The building blocks for digital cities
Terry Farrell previews an exhibition at the Building Centre on role of digital technology in city planning, co-curated by his practice
An ability to capture, analyse and predict information about towns and cities in digital form is rapidly transforming their planning, organisation and governance. A new exhibition, Digital Cities: London’s Future, at the Building Centre from November 21 to January 17, highlights resources and technologies for designers, and explores the digital opportunities on offer.

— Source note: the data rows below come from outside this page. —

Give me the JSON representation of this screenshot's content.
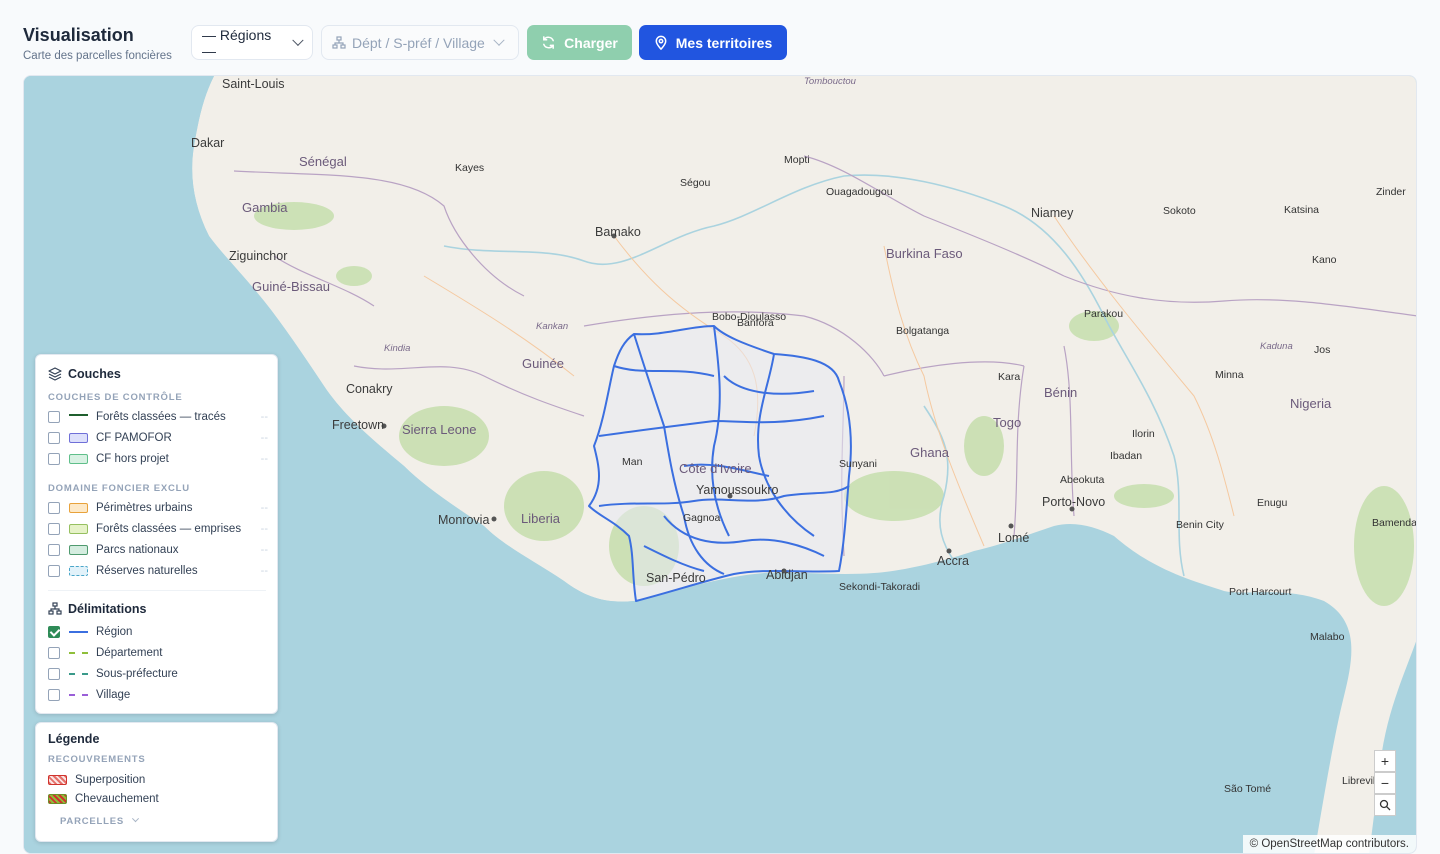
{
  "header": {
    "title": "Visualisation",
    "subtitle": "Carte des parcelles foncières",
    "region_select": "— Régions —",
    "dept_select": "Dépt / S-préf / Village",
    "load_button": "Charger",
    "territories_button": "Mes territoires"
  },
  "colors": {
    "primary": "#2155e0",
    "load": "#8fcfae",
    "region_line": "#3b6fe0",
    "ocean": "#aad3df",
    "land": "#f2efe9"
  },
  "layers": {
    "title": "Couches",
    "control_section": "COUCHES DE CONTRÔLE",
    "control": [
      {
        "label": "Forêts classées — tracés",
        "count": "--"
      },
      {
        "label": "CF PAMOFOR",
        "count": "--"
      },
      {
        "label": "CF hors projet",
        "count": "--"
      }
    ],
    "excluded_section": "DOMAINE FONCIER EXCLU",
    "excluded": [
      {
        "label": "Périmètres urbains",
        "count": "--"
      },
      {
        "label": "Forêts classées — emprises",
        "count": "--"
      },
      {
        "label": "Parcs nationaux",
        "count": "--"
      },
      {
        "label": "Réserves naturelles",
        "count": "--"
      }
    ],
    "delim_title": "Délimitations",
    "delimitations": [
      {
        "label": "Région",
        "checked": true
      },
      {
        "label": "Département",
        "checked": false
      },
      {
        "label": "Sous-préfecture",
        "checked": false
      },
      {
        "label": "Village",
        "checked": false
      }
    ]
  },
  "legend": {
    "title": "Légende",
    "section": "RECOUVREMENTS",
    "items": [
      "Superposition",
      "Chevauchement"
    ],
    "parcels": "PARCELLES"
  },
  "map": {
    "attribution": "© OpenStreetMap contributors.",
    "labels": [
      {
        "t": "Saint-Louis",
        "c": "big"
      },
      {
        "t": "Dakar",
        "c": "big"
      },
      {
        "t": "Sénégal",
        "c": "country"
      },
      {
        "t": "Gambia",
        "c": "country"
      },
      {
        "t": "Ziguinchor",
        "c": "big"
      },
      {
        "t": "Guiné-Bissau",
        "c": "country"
      },
      {
        "t": "Conakry",
        "c": "big"
      },
      {
        "t": "Freetown",
        "c": "big"
      },
      {
        "t": "Sierra Leone",
        "c": "country"
      },
      {
        "t": "Guinée",
        "c": "country"
      },
      {
        "t": "Monrovia",
        "c": "big"
      },
      {
        "t": "Liberia",
        "c": "country"
      },
      {
        "t": "Bamako",
        "c": "big"
      },
      {
        "t": "Ségou",
        "c": ""
      },
      {
        "t": "Mopti",
        "c": ""
      },
      {
        "t": "Burkina Faso",
        "c": "country"
      },
      {
        "t": "Niamey",
        "c": "big"
      },
      {
        "t": "Bobo-Dioulasso",
        "c": ""
      },
      {
        "t": "Banfora",
        "c": ""
      },
      {
        "t": "Côte d'Ivoire",
        "c": "country"
      },
      {
        "t": "Yamoussoukro",
        "c": "big"
      },
      {
        "t": "Abidjan",
        "c": "big"
      },
      {
        "t": "San-Pédro",
        "c": "big"
      },
      {
        "t": "Ghana",
        "c": "country"
      },
      {
        "t": "Sunyani",
        "c": ""
      },
      {
        "t": "Sekondi-Takoradi",
        "c": ""
      },
      {
        "t": "Accra",
        "c": "big"
      },
      {
        "t": "Lomé",
        "c": "big"
      },
      {
        "t": "Togo",
        "c": "country"
      },
      {
        "t": "Bénin",
        "c": "country"
      },
      {
        "t": "Porto-Novo",
        "c": "big"
      },
      {
        "t": "Nigeria",
        "c": "country"
      },
      {
        "t": "Ibadan",
        "c": ""
      },
      {
        "t": "Ilorin",
        "c": ""
      },
      {
        "t": "Kano",
        "c": ""
      },
      {
        "t": "Sokoto",
        "c": ""
      },
      {
        "t": "Port Harcourt",
        "c": ""
      },
      {
        "t": "Malabo",
        "c": ""
      },
      {
        "t": "São Tomé",
        "c": ""
      },
      {
        "t": "Libreville",
        "c": ""
      },
      {
        "t": "Jos",
        "c": ""
      },
      {
        "t": "Minna",
        "c": ""
      },
      {
        "t": "Kaduna",
        "c": "it"
      },
      {
        "t": "Katsina",
        "c": ""
      },
      {
        "t": "Zinder",
        "c": ""
      },
      {
        "t": "Tombouctou",
        "c": "it"
      },
      {
        "t": "Kayes",
        "c": ""
      },
      {
        "t": "Kindia",
        "c": "it"
      },
      {
        "t": "Kankan",
        "c": "it"
      },
      {
        "t": "Man",
        "c": ""
      },
      {
        "t": "Gagnoa",
        "c": ""
      },
      {
        "t": "Bolgatanga",
        "c": ""
      },
      {
        "t": "Ouagadougou",
        "c": ""
      },
      {
        "t": "Kara",
        "c": ""
      },
      {
        "t": "Parakou",
        "c": ""
      },
      {
        "t": "Abeokuta",
        "c": ""
      },
      {
        "t": "Benin City",
        "c": ""
      },
      {
        "t": "Enugu",
        "c": ""
      },
      {
        "t": "Bamenda",
        "c": ""
      }
    ]
  }
}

The first building block of the digital city is digital mapping, above and below ground. Contributors including the Centre for Advanced Spatial Analysis (Casa) and Ordnance Survey show their approach: combinations of existing maps, aerial photos and digital surveys. Critical to this is keeping electronic maps up-to-date. London, a world centre for architecture, engineering and surveying professionals, is one of the most surveyed cities in the world.
How is such information made available? The show features mobile phones and other handheld devices, laptops, desktops and large-scale street formats. Snout, a project by Proboscis, has carnival costumes with environmental sensors and displays; these are shown with a website displaying the data they collect, aggregated with other local information.
The ability to visualise and test projects within the existing city has great appeal to designers. Specialist firms Z-Mapping and GMJ showed how they combine 3D city databases with visualisation techniques.
There is also the ability to overlay city models with behavioural data. The location of airports, shopping centres and football stadiums, pedestrianisation of high streets — all are judged with the scantiest picture of how people will be affected. There is very little knowledge about what people in cities are doing, and nothing grips us more than people-watching.
There is very little knowledge about what people in cities are doing
MIT’s Senseable City Lab and UCL’s Jon Reades are using visualisations of anonymous data from mobile phone networks at public events to make the interactions between people and urban infrastructure accessible. Practices such as Atmos are working in more sensitive areas: surveillance, privacy and control. Social interactive tools such as UCL/Bath’s BlueFish help to track social connections.
Colin Buchanan’s firm is moving from tracking and predicting wheeled movements to movements on foot. Buchanan looks at crowd-handling at Fulham FC’s football ground in west London, and how volumes of people use the surrounding streets for access and exits. Similarly, Space Syntax looks into the pedestrian movement proposals at Elephant & Castle, south London, adding a critical layer of understanding of pedestrian movement.
In a similar vein and in a visually entertaining way, Intelligent Space, working with Atkins, shows a detailed micro-scale pedestrian plan for Oxford Circus in London’s West End. Such tools improve pedestrian planning, because we all understand what is proposed in advance, and what the benefits and consequences may be.
Aedas is using the power of computers in modelling to explore the permutations of urban design to a far greater degree than is achievable by human analysis. It has developed software to study the impact of tall buildings, site layout and movement.
With more than half the world’s six billion people inhabiting cities, planning in its widest social, economic and environmental sense must now take centre stage.
Digital Cities: London’s Future is at the Building Centre, 26 Store Street, London WC1, until January 17.